Screened Authors Gábor Bódy, Patrick Bokanowski, René Clair, Jean Cocteau, Gábor Császári, Ivan Ladislav Galeta, Peter Greenaway, Fritz Lang, David Larcher, Werner Nekes, Ozu, Brothers Quay, Alain Resnais, Walter Ruttmann, Zbigniew Rybczynski, Jacques Tati, Dziga Vertov, Tamás Waliczky, Peter Weibel, Orson Welles, John Wyver
Contact: Adele Eisenstein,
Perspektiva/Perspective Symposium / International project coordination
C3: Center for Culture & Communication
Pf. 419, H-1537 Budapest, Hungary
(Budapest 1014, Orszaghaz u. 9)
Phone: +361 214 6856 Fax: +361 214 6872
http://www.c3.hu/perspektiva
(by Jno Cook) Gabor had been using a slit-shutter camera since 1985. Had borrowed a finish line camera from the Omega company, when I met him in 1988 in Chicago, where he was filming people walking along the Elevated platform, shot from a window at his School of the Art Institute studio space, as well as attempting variously to add narrative elements to interior shots. Some of his work was published in "Time Photography and Perspective" (Omega, 1988?), including a wonderful series of images taken from below the crack of a folding bridge in Chicago.
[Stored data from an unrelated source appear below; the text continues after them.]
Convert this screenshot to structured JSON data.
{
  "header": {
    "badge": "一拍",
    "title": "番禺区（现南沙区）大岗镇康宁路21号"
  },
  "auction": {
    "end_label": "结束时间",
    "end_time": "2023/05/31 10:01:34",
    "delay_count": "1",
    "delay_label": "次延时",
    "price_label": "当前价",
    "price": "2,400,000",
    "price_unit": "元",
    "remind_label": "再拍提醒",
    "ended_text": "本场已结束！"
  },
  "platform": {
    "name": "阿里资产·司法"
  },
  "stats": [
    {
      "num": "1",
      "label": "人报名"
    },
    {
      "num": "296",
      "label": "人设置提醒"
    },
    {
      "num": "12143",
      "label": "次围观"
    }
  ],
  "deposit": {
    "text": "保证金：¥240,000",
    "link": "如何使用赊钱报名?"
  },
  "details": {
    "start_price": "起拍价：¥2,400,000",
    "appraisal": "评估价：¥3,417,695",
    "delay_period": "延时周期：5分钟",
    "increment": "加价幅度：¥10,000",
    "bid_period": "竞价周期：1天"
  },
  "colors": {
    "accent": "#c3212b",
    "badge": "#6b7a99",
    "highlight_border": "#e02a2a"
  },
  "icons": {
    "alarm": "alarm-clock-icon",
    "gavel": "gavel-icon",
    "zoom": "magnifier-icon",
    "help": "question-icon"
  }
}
I had been making random rotating slit-shutter films in 35 mm, started in answer to an RFP for the projection of a peripheral view for a railroad cab simulator. I had also worked out the mechanics (and built my own cameras) and had adapted film-strip projectors to viewing.
In 1988 I met Gabor in Chicago, and he urged we do a traveling film together, using his stationary Omega camera, and my rotating home-made box, and my window van. We traveled up and down the Lake Shore Drive ("LSD"), until a lead acid battery and power inverter gave out (also home made).
We had two workprints made of the original films. Gabor subsequently had someone in Germany convert a flat-bed film editor into a dual projection unit. I, on the other hand, cut both films into 12 inch strips, and spliced alternate pieces together. Gabor titled his film "LSD" while I titled my version "Lines and Loops."
Wish we could show some of that film at this site...
Gabor Csaszari's image taken from below the crack in the double deck bridge at Michigan Avenue over the Chicago River, Chicago, Illinois; from "Le Sens Du Temps - Time Photographs and Perspective" Jean-Pierre Bovay (ed), Omega SA, Switzerland, 1988.